Today kicks off National Volunteer Week, and NRCS is celebrating the hard work of Earth Team volunteers like the seven people in Minnesota who aided in the soil survey.
Earth Team volunteers, the agency’s volunteer corps, make a big difference, said Larissa Schmitt, a soil scientist with NRCS. “The volunteers’ wilderness skills were a huge time savings to the soil scientists,” she said.
Seven volunteers logged 510 hours of service in the Boundary Waters Canoe Area Wilderness for assisting Schmitt and other NRCS staff on five expeditions last year. The volunteers included Aaron Janz, Dennis Meinert, Timothy Nigh, Kyle Lilly, Kim Steffen, Jeffery Albers and Meghan Zenner.
The area is composed of a million acres in northeastern Minnesota and is managed by the U.S. Forest Service. NRCS and the Forest Service partnered to collect soils data for 595,000 acres with more than 200 sample points.
“One of the biggest challenges is the remoteness of the area that can only be reached by either canoe or on foot,” Schmitt said.
The expeditions ranged from five to 10 days with average work days of 10 hours. Earth Team volunteers assisted NRCS soil scientists by navigating, paddling canoes, bushwhacking to sample points, carrying soil sampling tools, digging soil pits and recording soil data. After work hours, volunteers cooked by campfire, chopped fire wood, hung bear bats and kept the camp clean.
This soil sampling project is a national pilot project for digitally mapping soils to create digital soil survey products. As NRCS moves ahead with more soil products, lessons learned from the project are invaluable, Schmitt said.
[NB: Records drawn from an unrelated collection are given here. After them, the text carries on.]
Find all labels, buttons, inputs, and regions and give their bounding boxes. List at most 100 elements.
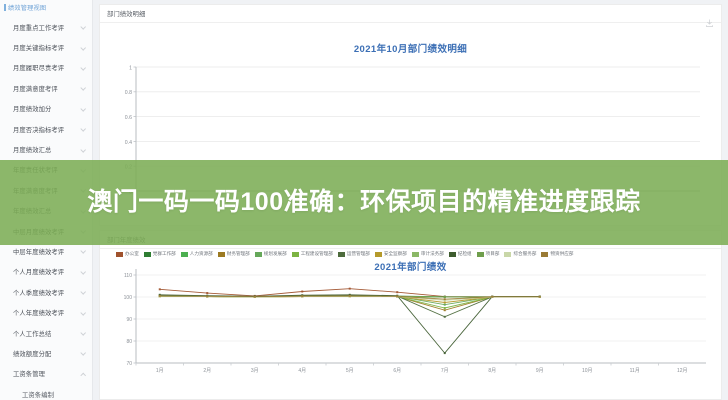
sidebar-item-5[interactable]: 月度否决指标考评 xyxy=(0,119,92,139)
legend-swatch xyxy=(411,251,419,257)
sidebar-item-11[interactable]: 中层年度绩效考评 xyxy=(0,241,92,261)
legend-swatch xyxy=(217,251,225,257)
chevron-down-icon[interactable] xyxy=(80,310,86,316)
legend-label: 规划发展部 xyxy=(263,251,287,256)
sidebar-item-label: 个人月度绩效考评 xyxy=(13,269,65,277)
svg-text:100: 100 xyxy=(124,295,133,301)
sidebar-item-6[interactable]: 月度绩效汇总 xyxy=(0,139,92,159)
sidebar-item-label: 个人年度绩效考评 xyxy=(13,310,65,318)
sidebar-item-10[interactable]: 中层月度绩效考评 xyxy=(0,221,92,241)
download-icon[interactable] xyxy=(705,19,714,28)
legend-item-8[interactable]: 审计法务部 xyxy=(411,251,444,257)
sidebar-title-label: 绩效管理视图 xyxy=(8,5,47,12)
legend-item-3[interactable]: 财务管理部 xyxy=(217,251,250,257)
legend-label: 物资供应部 xyxy=(550,251,574,256)
department-annual-performance-card: 部门年度绩效 办公室 党群工作部 人力资源部 财务管理部 规划发展部 工程建设管理部 运营管… xyxy=(99,230,722,400)
sidebar-item-16[interactable]: 绩效额度分配 xyxy=(0,343,92,363)
chevron-down-icon[interactable] xyxy=(80,24,86,30)
svg-text:0.4: 0.4 xyxy=(125,140,132,146)
legend-item-9[interactable]: 纪检组 xyxy=(448,251,472,257)
sidebar-item-label: 月度否决指标考评 xyxy=(13,126,65,134)
main-content: 部门绩效明细 2021年10月部门绩效明细 0 0.2 0.4 0.6 0.8 1 部门年… xyxy=(93,0,728,400)
legend-swatch xyxy=(504,251,512,257)
legend-item-2[interactable]: 人力资源部 xyxy=(180,251,213,257)
legend-label: 人力资源部 xyxy=(189,251,213,256)
legend-label: 运营管理部 xyxy=(346,251,370,256)
sidebar-item-2[interactable]: 月度履职尽责考评 xyxy=(0,58,92,78)
sidebar-item-label: 月度满意度考评 xyxy=(13,85,58,93)
chevron-down-icon[interactable] xyxy=(80,65,86,71)
legend-label: 项目部 xyxy=(485,251,500,256)
sidebar-item-15[interactable]: 个人工作总结 xyxy=(0,323,92,343)
legend-swatch xyxy=(116,251,123,257)
legend-swatch xyxy=(541,251,549,257)
svg-text:70: 70 xyxy=(126,361,132,367)
chevron-down-icon[interactable] xyxy=(80,208,86,214)
sidebar-item-3[interactable]: 月度满意度考评 xyxy=(0,78,92,98)
svg-text:8月: 8月 xyxy=(488,368,496,374)
legend-label: 办公室 xyxy=(125,251,139,256)
sidebar-item-0[interactable]: 月度重点工作考评 xyxy=(0,17,92,37)
sidebar-item-label: 中层月度绩效考评 xyxy=(13,228,65,236)
sidebar-item-label: 工资条管理 xyxy=(13,371,45,379)
legend-swatch xyxy=(448,251,456,257)
sidebar-item-14[interactable]: 个人年度绩效考评 xyxy=(0,302,92,322)
sidebar-item-label: 个人季度绩效考评 xyxy=(13,289,65,297)
chevron-down-icon[interactable] xyxy=(80,228,86,234)
legend-swatch xyxy=(374,251,382,257)
svg-text:0.8: 0.8 xyxy=(125,90,132,96)
sidebar-item-18[interactable]: 工资条编制 xyxy=(0,384,92,400)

This is all part of NRCS’ Web Soil Survey, which provides free soils information online.
This group of dedicated volunteers won Earth Team’s Group Volunteer Award for their region. Read about the other award winners.
Individuals from all walks of life donate their time to NRCS. These diverse skill sets help NRCS with its mission of “Helping People Help the Land.”
Volunteers can help with almost any task that an NRCS employee does as part of his or her job duties. From soil sampling in the wilderness to preparing accounting paperwork, volunteers help NRCS get conservation on the ground. Even virtual volunteering is possible.
In the past fiscal year, more than 22,000 Earth Team volunteers donated more than 330,000 hours of their time to Earth Team. These hours are valued at more than $7.3 million.